At the tender age of 20, Margaux Hemingway was the first model to sign a then record-breaking one million dollar contract with brand ‘Farbege’ for their new perfume ‘Babe’ in 1975.
Personal Life & Legacy
Margaux Hemingway met her first husband, Errol Wetson, an entrepreneur, at the age of 19 when she was with her father in New York for a business trip. She moved to Wetson’s apartment in Manhattan four months after meeting him and it was he who introduced her to several people from the Hollywood industry including the ‘Farbege’ folks.
Margaux and Wetson got married in 1975 but the marriage lasted only three years and ended in a divorce in 1978
In 1979 Margaux Hemingway married Venezuelan film director. Bernard Foucher. This relationship too didn’t last long and ended in divorce in 1985.
Hemingway fought with clinical depression, alcoholism, epilepsy and for most of her life she was afflicted by eating disorders like Bulimia. She joined rehabilitation twice in order to recover from her depression and alcoholism but nothing seemed to solve Hemingway’s mental issues completely.

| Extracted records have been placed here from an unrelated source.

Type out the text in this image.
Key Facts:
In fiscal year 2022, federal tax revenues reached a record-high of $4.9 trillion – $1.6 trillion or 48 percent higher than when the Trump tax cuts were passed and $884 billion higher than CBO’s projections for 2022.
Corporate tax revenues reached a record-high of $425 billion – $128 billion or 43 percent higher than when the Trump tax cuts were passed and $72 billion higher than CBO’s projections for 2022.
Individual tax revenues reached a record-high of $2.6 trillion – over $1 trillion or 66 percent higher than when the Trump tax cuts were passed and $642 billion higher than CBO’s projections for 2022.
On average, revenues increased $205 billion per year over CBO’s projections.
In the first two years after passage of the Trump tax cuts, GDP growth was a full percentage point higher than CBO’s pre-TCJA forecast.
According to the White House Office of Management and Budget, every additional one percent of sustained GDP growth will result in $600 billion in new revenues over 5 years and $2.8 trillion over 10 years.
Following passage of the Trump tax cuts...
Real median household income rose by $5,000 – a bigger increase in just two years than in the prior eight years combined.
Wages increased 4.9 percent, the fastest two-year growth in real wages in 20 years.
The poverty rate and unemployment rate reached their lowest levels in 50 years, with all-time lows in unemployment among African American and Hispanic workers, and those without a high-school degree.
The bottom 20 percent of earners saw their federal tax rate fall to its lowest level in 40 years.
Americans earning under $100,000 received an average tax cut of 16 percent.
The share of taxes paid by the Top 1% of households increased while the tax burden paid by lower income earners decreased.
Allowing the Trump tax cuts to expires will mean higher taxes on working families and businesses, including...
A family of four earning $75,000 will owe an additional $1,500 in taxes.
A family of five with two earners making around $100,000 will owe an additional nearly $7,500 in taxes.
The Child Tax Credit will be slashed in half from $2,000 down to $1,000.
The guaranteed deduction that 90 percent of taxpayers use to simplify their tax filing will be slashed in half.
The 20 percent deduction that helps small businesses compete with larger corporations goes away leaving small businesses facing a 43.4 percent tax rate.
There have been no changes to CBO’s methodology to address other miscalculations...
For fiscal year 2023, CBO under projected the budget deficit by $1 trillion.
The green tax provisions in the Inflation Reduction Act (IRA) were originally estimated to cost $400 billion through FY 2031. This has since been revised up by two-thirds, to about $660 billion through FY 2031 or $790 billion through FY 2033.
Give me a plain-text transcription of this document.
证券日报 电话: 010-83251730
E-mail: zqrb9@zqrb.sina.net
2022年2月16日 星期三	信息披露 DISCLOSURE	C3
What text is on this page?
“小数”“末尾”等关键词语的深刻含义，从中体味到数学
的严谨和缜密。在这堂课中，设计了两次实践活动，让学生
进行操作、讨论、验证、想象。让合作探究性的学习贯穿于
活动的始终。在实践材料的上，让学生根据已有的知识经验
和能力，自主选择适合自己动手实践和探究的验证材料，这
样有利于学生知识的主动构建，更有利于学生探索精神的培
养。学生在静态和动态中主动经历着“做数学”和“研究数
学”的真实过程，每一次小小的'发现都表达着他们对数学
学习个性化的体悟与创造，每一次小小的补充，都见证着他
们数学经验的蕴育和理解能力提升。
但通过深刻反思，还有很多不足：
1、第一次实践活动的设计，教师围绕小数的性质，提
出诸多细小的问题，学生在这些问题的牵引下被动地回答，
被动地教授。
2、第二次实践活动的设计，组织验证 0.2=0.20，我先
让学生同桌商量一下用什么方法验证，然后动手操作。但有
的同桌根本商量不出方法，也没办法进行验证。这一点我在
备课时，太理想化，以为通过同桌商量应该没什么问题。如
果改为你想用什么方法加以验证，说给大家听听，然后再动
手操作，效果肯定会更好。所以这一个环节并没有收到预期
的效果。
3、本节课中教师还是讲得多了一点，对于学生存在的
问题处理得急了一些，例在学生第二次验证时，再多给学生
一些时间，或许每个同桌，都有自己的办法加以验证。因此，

By 1995, Hemingway lived alone, with no children, no husband or boyfriend, and few friends. On July 1, 1996 the distressed model committed suicide and was found dead in her Santa Monica home on her bed with her legs propped up in a pillow and a book on her lap.
She was the granddaughter of famous writer Ernest Hemingway.
During the last years of her life, her career was confined to merely signing for ‘Playboy’ magazine and working for a psychic telephone hotline run by her cousin Adiel Hemingway.
Hemingway died without a probable cause and her death was initially debated by her sister Mariel as an epilepsy seizure. However, L.A. coroner's office concluded that Margaux Hemingway killed herself by taking an overdose of a sedative.
She was he fifth person from her family to commit suicide. Incidentally she died on the 35th anniversary of the suicide of her novelist grandfather, Ernest Hemingway.